The pyrotechnics start at nine. They're supposed to be the highlight of the evening—controlled bursts of silver and gold to celebrate the Hart-Webb merger. But something goes wrong. A spark catches the antique curtains. Then another. Within seconds, the fabric is a wall of flame.
Panic erupts. The crowd surges toward the exits, a stampede of designer gowns and terror. I'm moving against the tide, trying to reach the service entrance, when the chandelier above me groans. I look up just as it tears free from the ceiling.
The impact drives me to the floor. Pain explodes across my back as burning crystal and metal pin me down. I can't breathe. Can't move. The heat is everywhere, stealing the oxygen, turning the air to poison.
"Max!" His name rips from my throat. "Max, please!"
Through the smoke, I see him. He's twenty feet away, his tuxedo jacket over his mouth. Our eyes meet. For one crystalline moment, I see recognition. I see him take a step toward me.
Then Jacqueline screams.
She's not hurt—just terrified, cowering against the wall near the main exit. Perfectly positioned for rescue. Max's head swings between us. Me, pinned and burning. Her, frightened but safe.
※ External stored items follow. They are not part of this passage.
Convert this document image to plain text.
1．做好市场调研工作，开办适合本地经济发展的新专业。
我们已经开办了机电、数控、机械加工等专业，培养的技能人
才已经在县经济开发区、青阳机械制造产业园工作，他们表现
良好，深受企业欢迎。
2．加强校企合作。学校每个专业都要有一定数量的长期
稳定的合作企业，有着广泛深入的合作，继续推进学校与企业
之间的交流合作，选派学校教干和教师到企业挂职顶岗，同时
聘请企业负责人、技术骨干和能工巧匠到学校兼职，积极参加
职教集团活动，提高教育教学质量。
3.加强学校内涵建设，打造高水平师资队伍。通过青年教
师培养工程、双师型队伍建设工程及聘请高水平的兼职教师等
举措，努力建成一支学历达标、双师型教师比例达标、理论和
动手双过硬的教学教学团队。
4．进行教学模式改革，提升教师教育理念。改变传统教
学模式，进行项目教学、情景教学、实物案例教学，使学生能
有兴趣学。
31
I watch him make the choice.
He turns away. Scoops Jacqueline into his arms. Carries her toward the exit without looking back.
"Max!" I scream it again, but he's gone. They're all gone. There's only fire and smoke and the crushing weight on my spine.
I press my hand to my stomach. "I'm sorry," I whisper to the life inside me. "I'm so sorry."
The world goes black.
---
I wake to white walls and the steady beep of monitors. My father's face swims into focus, aged a decade overnight. A doctor with kind eyes explains the damage—second-degree burns on my arm and back, smoke inhalation, trauma to my abdomen.
The baby is gone.
I don't cry. I'm too empty for tears. I just stare at the ceiling while my father holds my unbandaged hand and the TV in the corner plays the news.
Max's face fills the screen. He's being interviewed outside the mansion ruins, Jacqueline tucked safely against his side. "I just did what anyone would do," he says, humble and heroic. "Protected the people I love."
The reporter doesn't ask about the administrative assistant who nearly died in the fire. No one does.
I don't exist.
But as I lie there in that hospital bed, something cold and sharp crystallizes in my chest where my heart used to be. I may not exist now. But I will.
And when I do, Max Hart will wish he'd let me burn.